Regain romantique. Rostand.
Le naturalisme et le symbolisme n’ayant installé au théâtre que des expériences, force fut bien de l’accommoder d’expériences plus anciennes. Cette génération procura un regain de vie au romantisme. Il y eut plus qu’un maintien, il y eut une petite renaissance du drame et de la comédie en vers.

Cinq actes en vers : cela garda jusqu’en 1914 un peu du prestige de la séculaire tragédie. Les poètes de la génération précédente, romantiques et parnassiens, eurent encore dans les dernières années du XIXe siècle d’immenses succès de théâtre poétique. Richepin avec Par le Glaive et le Chemineau, Coppée avec Pour la Couronne. Et Rostand mit à ce théâtre un brillant point final.

Il y a trois points de vue possibles sur le cas Rostand. Celui des contemporains et du public de théâtre, qui lui ont conféré pendant quinze ans la plus vaste gloire de poète qui ait existé en France depuis Victor Hugo. Celui de ce qu’on pourrait appeler la littérature en marche, qui l’a déclassé violemment, en même temps et pour les mêmes raisons qu’Anatole France. Celui de l’histoire littéraire, qui a de quoi le reclasser.

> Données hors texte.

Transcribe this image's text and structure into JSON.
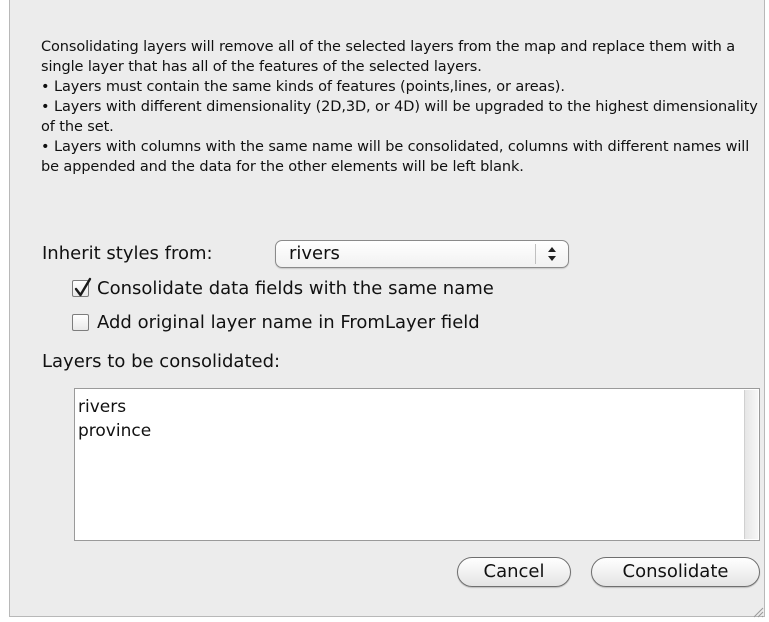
{
  "description": {
    "paragraph1": "Consolidating layers will remove all of the selected layers from the map and replace them with a single layer that has all of the features of the selected layers.",
    "bullet1": "• Layers must contain the same kinds of features (points,lines, or areas).",
    "bullet2": "• Layers with different dimensionality (2D,3D, or 4D) will be upgraded to the highest dimensionality of the set.",
    "bullet3": "• Layers with columns with the same name will be consolidated, columns with different names will be appended and the data for the other elements will be left blank."
  },
  "inherit_styles": {
    "label": "Inherit styles from:",
    "selected": "rivers"
  },
  "options": [
    {
      "label": "Consolidate data fields with the same name",
      "checked": true
    },
    {
      "label": "Add original layer name in FromLayer field",
      "checked": false
    }
  ],
  "layers": {
    "label": "Layers to be consolidated:",
    "items": [
      "rivers",
      "province"
    ]
  },
  "buttons": {
    "cancel": "Cancel",
    "consolidate": "Consolidate"
  },
  "icons": {
    "popup_arrows": "up-down-arrows-icon",
    "checkmark": "checkmark-icon",
    "resize": "resize-grip-icon"
  }
}
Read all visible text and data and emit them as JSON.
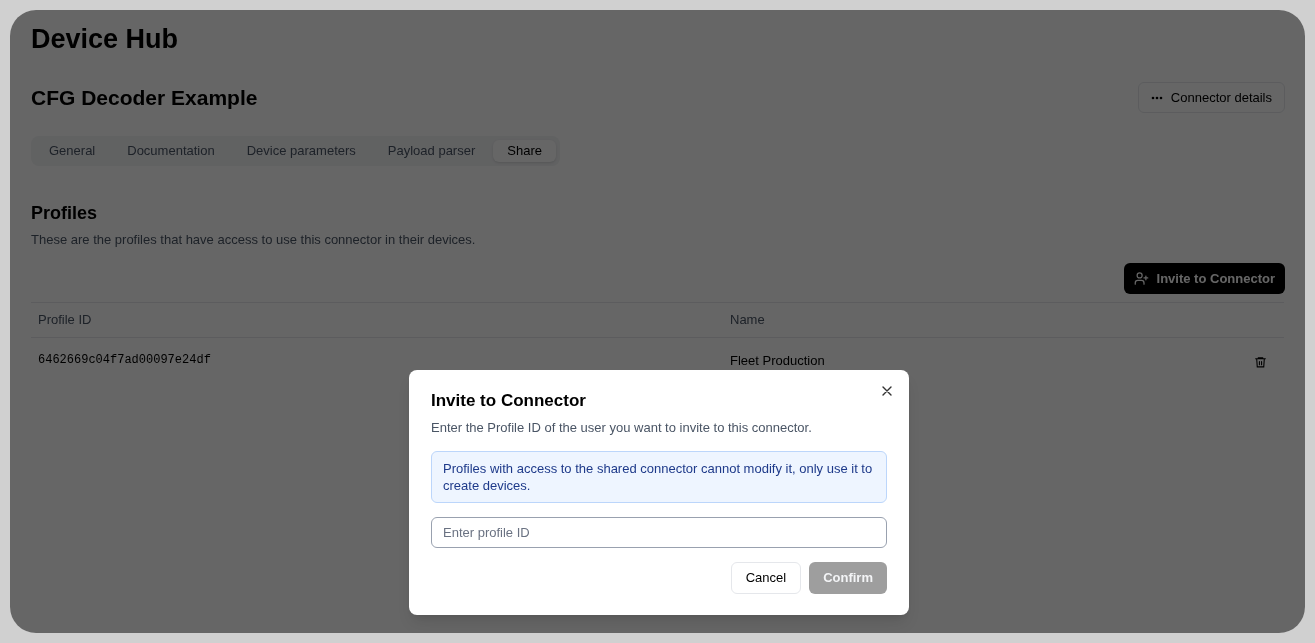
{
  "app_title": "Device Hub",
  "connector": {
    "title": "CFG Decoder Example",
    "details_button": "Connector details"
  },
  "tabs": [
    {
      "label": "General",
      "selected": false
    },
    {
      "label": "Documentation",
      "selected": false
    },
    {
      "label": "Device parameters",
      "selected": false
    },
    {
      "label": "Payload parser",
      "selected": false
    },
    {
      "label": "Share",
      "selected": true
    }
  ],
  "profiles": {
    "title": "Profiles",
    "description": "These are the profiles that have access to use this connector in their devices.",
    "invite_button": "Invite to Connector"
  },
  "table": {
    "columns": [
      "Profile ID",
      "Name"
    ],
    "rows": [
      {
        "profile_id": "6462669c04f7ad00097e24df",
        "name": "Fleet Production"
      }
    ]
  },
  "dialog": {
    "title": "Invite to Connector",
    "description": "Enter the Profile ID of the user you want to invite to this connector.",
    "notice": "Profiles with access to the shared connector cannot modify it, only use it to create devices.",
    "input": {
      "placeholder": "Enter profile ID"
    },
    "buttons": [
      {
        "label": "Cancel",
        "kind": "secondary",
        "disabled": false
      },
      {
        "label": "Confirm",
        "kind": "primary",
        "disabled": true
      }
    ]
  }
}
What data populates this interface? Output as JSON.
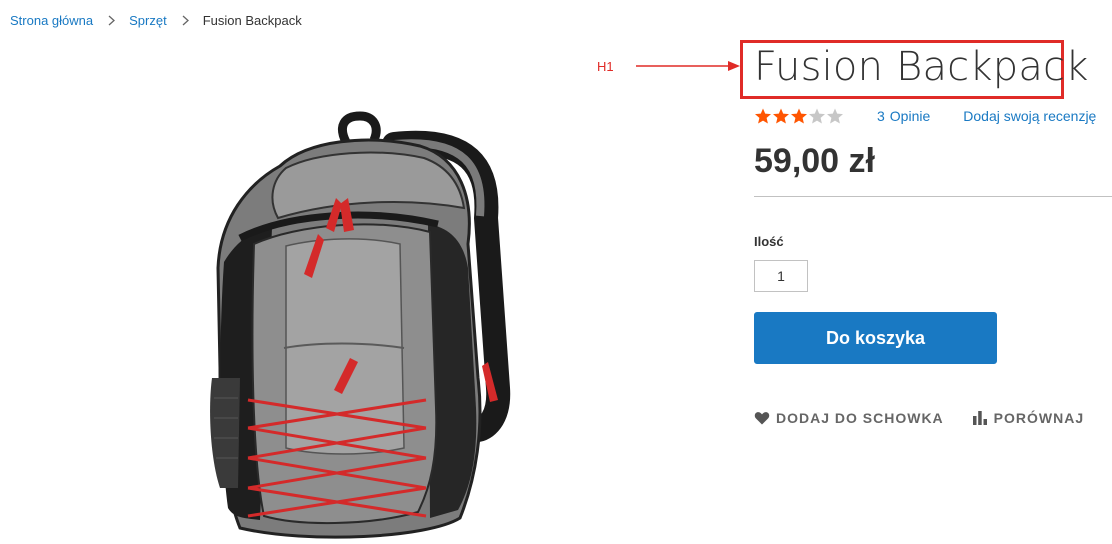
{
  "breadcrumb": {
    "items": [
      {
        "label": "Strona główna"
      },
      {
        "label": "Sprzęt"
      }
    ],
    "current": "Fusion Backpack"
  },
  "annotation": {
    "label": "H1",
    "color": "#e02b27"
  },
  "product": {
    "title": "Fusion Backpack",
    "rating": {
      "value": 3,
      "max": 5,
      "filled_color": "#ff5501",
      "empty_color": "#c7c7c7"
    },
    "reviews": {
      "count": "3",
      "label": "Opinie"
    },
    "add_review_label": "Dodaj swoją recenzję",
    "price": "59,00 zł",
    "qty_label": "Ilość",
    "qty_value": "1",
    "add_to_cart_label": "Do koszyka",
    "actions": [
      {
        "label": "DODAJ DO SCHOWKA",
        "icon": "heart-icon"
      },
      {
        "label": "PORÓWNAJ",
        "icon": "compare-icon"
      },
      {
        "label": "",
        "icon": "email-icon"
      }
    ]
  },
  "colors": {
    "link": "#1979c3",
    "primary_button": "#1979c3",
    "text": "#333333"
  }
}
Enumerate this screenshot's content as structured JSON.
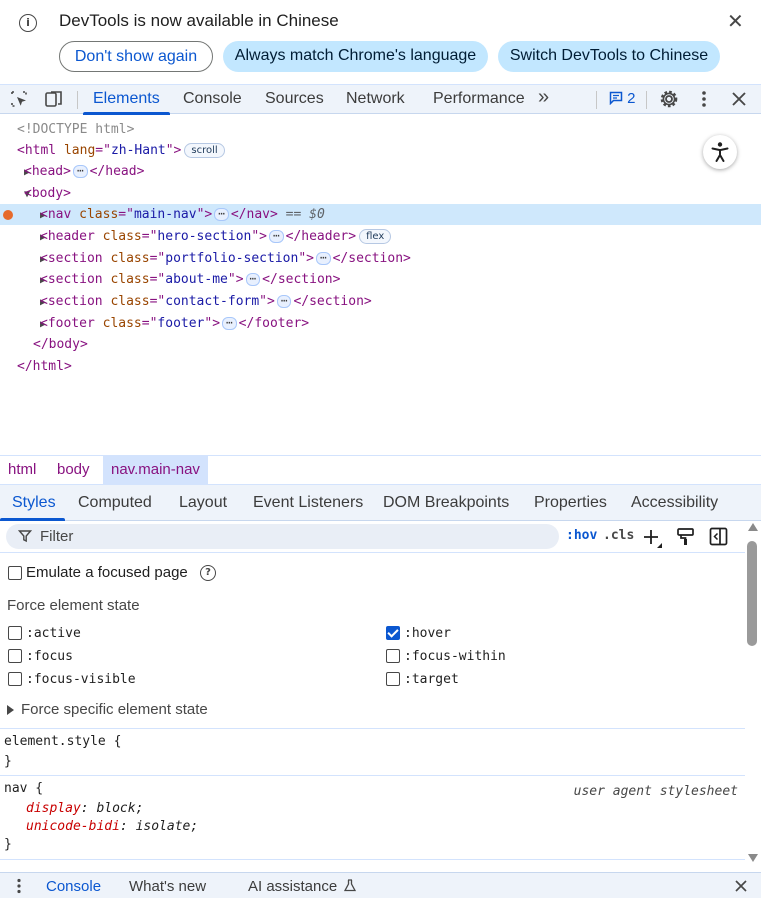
{
  "infobar": {
    "message": "DevTools is now available in Chinese",
    "dont_show": "Don't show again",
    "always_match": "Always match Chrome's language",
    "switch": "Switch DevTools to Chinese",
    "close_icon": "close-icon"
  },
  "toolbar": {
    "tabs": [
      "Elements",
      "Console",
      "Sources",
      "Network",
      "Performance"
    ],
    "more": "»",
    "issues_count": "2",
    "accent": "#0b57d0"
  },
  "dom": {
    "doctype": "<!DOCTYPE html>",
    "html_tag": "html",
    "html_attr": "lang",
    "html_val": "zh-Hant",
    "scroll_badge": "scroll",
    "head_tag": "head",
    "body_tag": "body",
    "nav": {
      "tag": "nav",
      "attr": "class",
      "val": "main-nav",
      "suffix": "== $0"
    },
    "children": [
      {
        "tag": "header",
        "attr": "class",
        "val": "hero-section",
        "badge": "flex"
      },
      {
        "tag": "section",
        "attr": "class",
        "val": "portfolio-section"
      },
      {
        "tag": "section",
        "attr": "class",
        "val": "about-me"
      },
      {
        "tag": "section",
        "attr": "class",
        "val": "contact-form"
      },
      {
        "tag": "footer",
        "attr": "class",
        "val": "footer"
      }
    ],
    "ellipsis": "⋯"
  },
  "breadcrumb": [
    "html",
    "body",
    "nav.main-nav"
  ],
  "subtabs": [
    "Styles",
    "Computed",
    "Layout",
    "Event Listeners",
    "DOM Breakpoints",
    "Properties",
    "Accessibility"
  ],
  "filter": {
    "placeholder": "Filter",
    "hov": ":hov",
    "cls": ".cls"
  },
  "state": {
    "emulate_focus": "Emulate a focused page",
    "force_title": "Force element state",
    "states": [
      {
        "label": ":active",
        "checked": false
      },
      {
        "label": ":hover",
        "checked": true
      },
      {
        "label": ":focus",
        "checked": false
      },
      {
        "label": ":focus-within",
        "checked": false
      },
      {
        "label": ":focus-visible",
        "checked": false
      },
      {
        "label": ":target",
        "checked": false
      }
    ],
    "force_specific": "Force specific element state"
  },
  "rules": {
    "element_style": "element.style {",
    "close_brace": "}",
    "nav_selector": "nav {",
    "nav_origin": "user agent stylesheet",
    "nav_props": [
      {
        "name": "display",
        "value": "block"
      },
      {
        "name": "unicode-bidi",
        "value": "isolate"
      }
    ]
  },
  "drawer": {
    "tabs": [
      "Console",
      "What's new",
      "AI assistance"
    ]
  }
}
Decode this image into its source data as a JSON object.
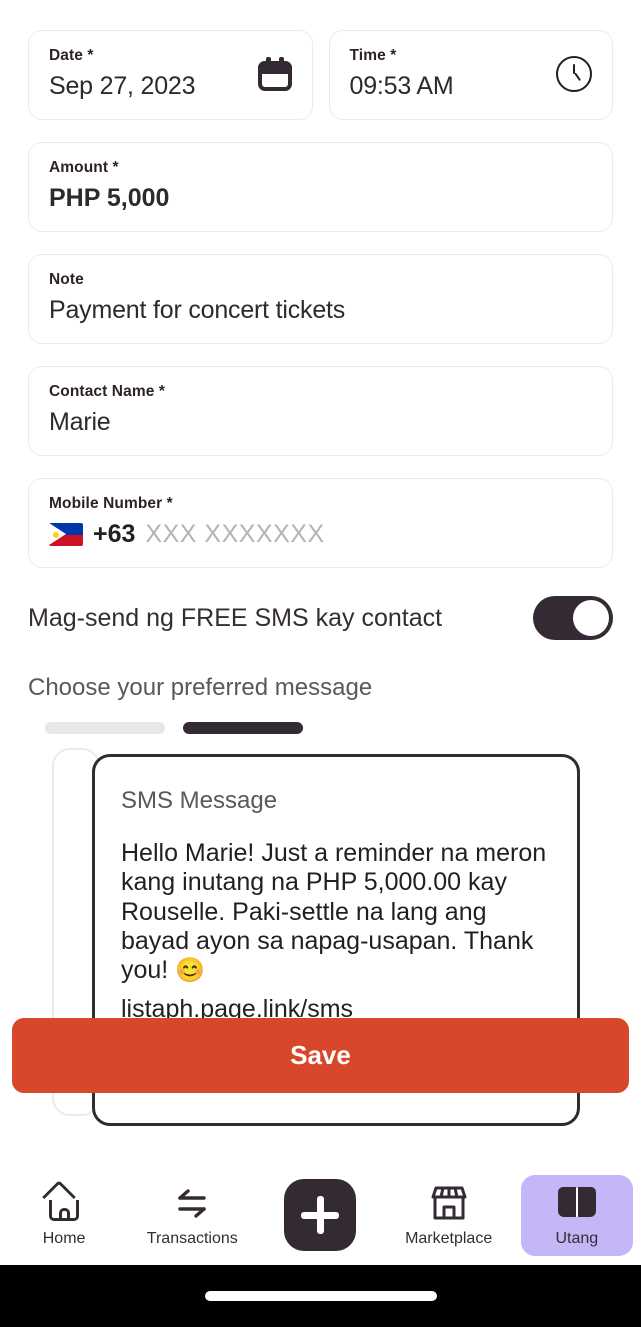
{
  "form": {
    "date": {
      "label": "Date *",
      "value": "Sep 27, 2023",
      "icon": "calendar-icon"
    },
    "time": {
      "label": "Time *",
      "value": "09:53 AM",
      "icon": "clock-icon"
    },
    "amount": {
      "label": "Amount *",
      "value": "PHP 5,000"
    },
    "note": {
      "label": "Note",
      "value": "Payment for concert tickets"
    },
    "contact_name": {
      "label": "Contact Name *",
      "value": "Marie"
    },
    "mobile_number": {
      "label": "Mobile Number *",
      "country_code": "+63",
      "placeholder": "XXX XXXXXXX",
      "flag": "philippines-flag-icon"
    }
  },
  "sms_toggle": {
    "label": "Mag-send ng FREE SMS kay contact",
    "state": "on"
  },
  "carousel": {
    "heading": "Choose your preferred message",
    "indicators": [
      {
        "state": "inactive"
      },
      {
        "state": "active"
      }
    ],
    "active_card": {
      "title": "SMS Message",
      "body": "Hello Marie! Just a reminder na meron kang inutang na PHP 5,000.00 kay Rouselle. Paki-settle na lang ang bayad ayon sa napag-usapan. Thank you!",
      "emoji": "😊",
      "link": "listaph.page.link/sms"
    }
  },
  "actions": {
    "save_label": "Save",
    "save_color": "#D9472A"
  },
  "bottom_nav": {
    "items": [
      {
        "label": "Home",
        "icon": "home-icon",
        "active": false
      },
      {
        "label": "Transactions",
        "icon": "transactions-swap-icon",
        "active": false
      },
      {
        "label": "",
        "icon": "plus-icon",
        "active": false
      },
      {
        "label": "Marketplace",
        "icon": "storefront-icon",
        "active": false
      },
      {
        "label": "Utang",
        "icon": "book-icon",
        "active": true
      }
    ],
    "active_color": "#C5B6F7"
  }
}
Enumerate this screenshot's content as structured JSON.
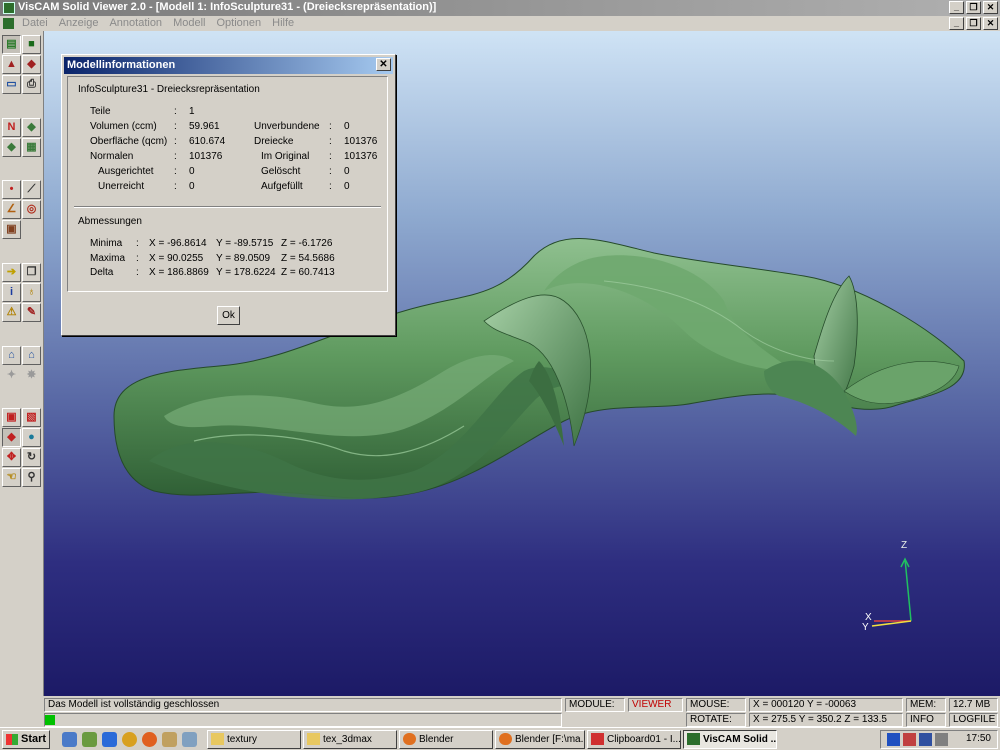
{
  "window": {
    "title": "VisCAM Solid Viewer 2.0 - [Modell 1: InfoSculpture31 - (Dreiecksrepräsentation)]"
  },
  "menu": [
    "Datei",
    "Anzeige",
    "Annotation",
    "Modell",
    "Optionen",
    "Hilfe"
  ],
  "dialog": {
    "title": "Modellinformationen",
    "heading": "InfoSculpture31 - Dreiecksrepräsentation",
    "rows_left": [
      {
        "label": "Teile",
        "value": "1"
      },
      {
        "label": "Volumen (ccm)",
        "value": "59.961"
      },
      {
        "label": "Oberfläche (qcm)",
        "value": "610.674"
      },
      {
        "label": "Normalen",
        "value": "101376"
      },
      {
        "label": "Ausgerichtet",
        "value": "0"
      },
      {
        "label": "Unerreicht",
        "value": "0"
      }
    ],
    "rows_right": [
      {
        "label": "Unverbundene",
        "value": "0"
      },
      {
        "label": "Dreiecke",
        "value": "101376"
      },
      {
        "label": "Im Original",
        "value": "101376"
      },
      {
        "label": "Gelöscht",
        "value": "0"
      },
      {
        "label": "Aufgefüllt",
        "value": "0"
      }
    ],
    "dims_heading": "Abmessungen",
    "dims": [
      {
        "label": "Minima",
        "x": "X = -96.8614",
        "y": "Y = -89.5715",
        "z": "Z = -6.1726"
      },
      {
        "label": "Maxima",
        "x": "X = 90.0255",
        "y": "Y = 89.0509",
        "z": "Z = 54.5686"
      },
      {
        "label": "Delta",
        "x": "X = 186.8869",
        "y": "Y = 178.6224",
        "z": "Z = 60.7413"
      }
    ],
    "ok_label": "Ok"
  },
  "axes": {
    "z": "Z",
    "x": "X",
    "y": "Y"
  },
  "status": {
    "message": "Das Modell ist vollständig geschlossen",
    "module_label": "MODULE:",
    "module_value": "VIEWER",
    "mouse_label": "MOUSE:",
    "mouse_value": "X = 000120   Y = -00063",
    "rotate_label": "ROTATE:",
    "rotate_value": "X = 275.5   Y = 350.2   Z = 133.5",
    "mem_label": "MEM:",
    "mem_value": "12.7 MB",
    "info_label": "INFO",
    "logfile_label": "LOGFILE",
    "progress": 0.02
  },
  "taskbar": {
    "start": "Start",
    "tasks": [
      "textury",
      "tex_3dmax",
      "Blender",
      "Blender [F:\\ma...",
      "Clipboard01 - I...",
      "VisCAM Solid ..."
    ],
    "clock": "17:50"
  },
  "colors": {
    "sculpture": "#5f9a5f",
    "title_active": "#0a246a",
    "status_red": "#c00000"
  }
}
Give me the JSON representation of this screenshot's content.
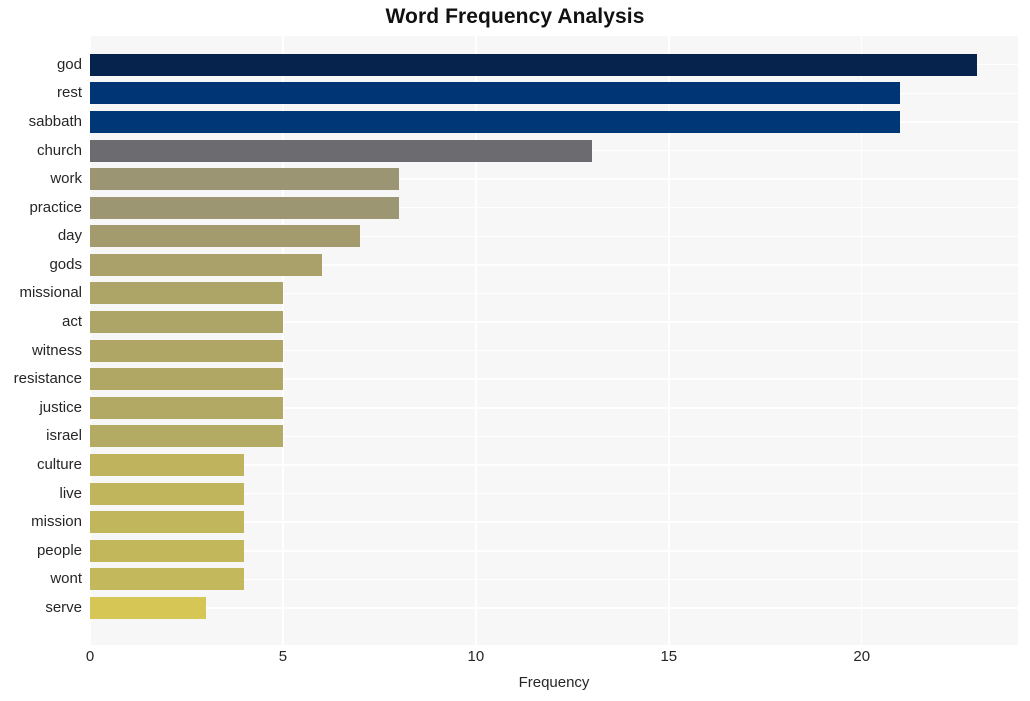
{
  "chart_data": {
    "type": "bar",
    "orientation": "horizontal",
    "title": "Word Frequency Analysis",
    "xlabel": "Frequency",
    "ylabel": "",
    "xlim": [
      0,
      24.05
    ],
    "xticks": [
      0,
      5,
      10,
      15,
      20
    ],
    "xtick_labels": [
      "0",
      "5",
      "10",
      "15",
      "20"
    ],
    "grid": true,
    "grid_color": "#ffffff",
    "plot_background": "#f7f7f7",
    "figure_background": "#ffffff",
    "legend": null,
    "categories": [
      "god",
      "rest",
      "sabbath",
      "church",
      "work",
      "practice",
      "day",
      "gods",
      "missional",
      "act",
      "witness",
      "resistance",
      "justice",
      "israel",
      "culture",
      "live",
      "mission",
      "people",
      "wont",
      "serve"
    ],
    "values": [
      23,
      21,
      21,
      13,
      8,
      8,
      7,
      6,
      5,
      5,
      5,
      5,
      5,
      5,
      4,
      4,
      4,
      4,
      4,
      3
    ],
    "bar_colors": [
      "#05234d",
      "#003575",
      "#003777",
      "#6b6b70",
      "#9b9573",
      "#9c9673",
      "#a39b6e",
      "#a9a06a",
      "#ada468",
      "#ada468",
      "#afa666",
      "#b0a765",
      "#b2a964",
      "#b3aa63",
      "#bfb45d",
      "#c0b55c",
      "#c1b65c",
      "#c2b75b",
      "#c3b85b",
      "#d6c655"
    ]
  },
  "axis": {
    "title": "Word Frequency Analysis",
    "xlabel": "Frequency"
  }
}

Que Rostand comme France n’apportent rien aujourd’hui aux Français de vingt ans, ni à la femme de trente ans, c’est un fait, et si les enfants gardaient les goûts de leurs grands-pères il n’y aurait pas de littérature. Mais Rostand comme France apportent de l’intelligibilité dans les lettres françaises. Rostand y représente quelque chose. Il a tenu un mandat. Il l’a exercé brillamment, et jusqu’au bout. Le théâtre en vers a eu grâce à lui de grandes funérailles et des jeux funèbres somptueux.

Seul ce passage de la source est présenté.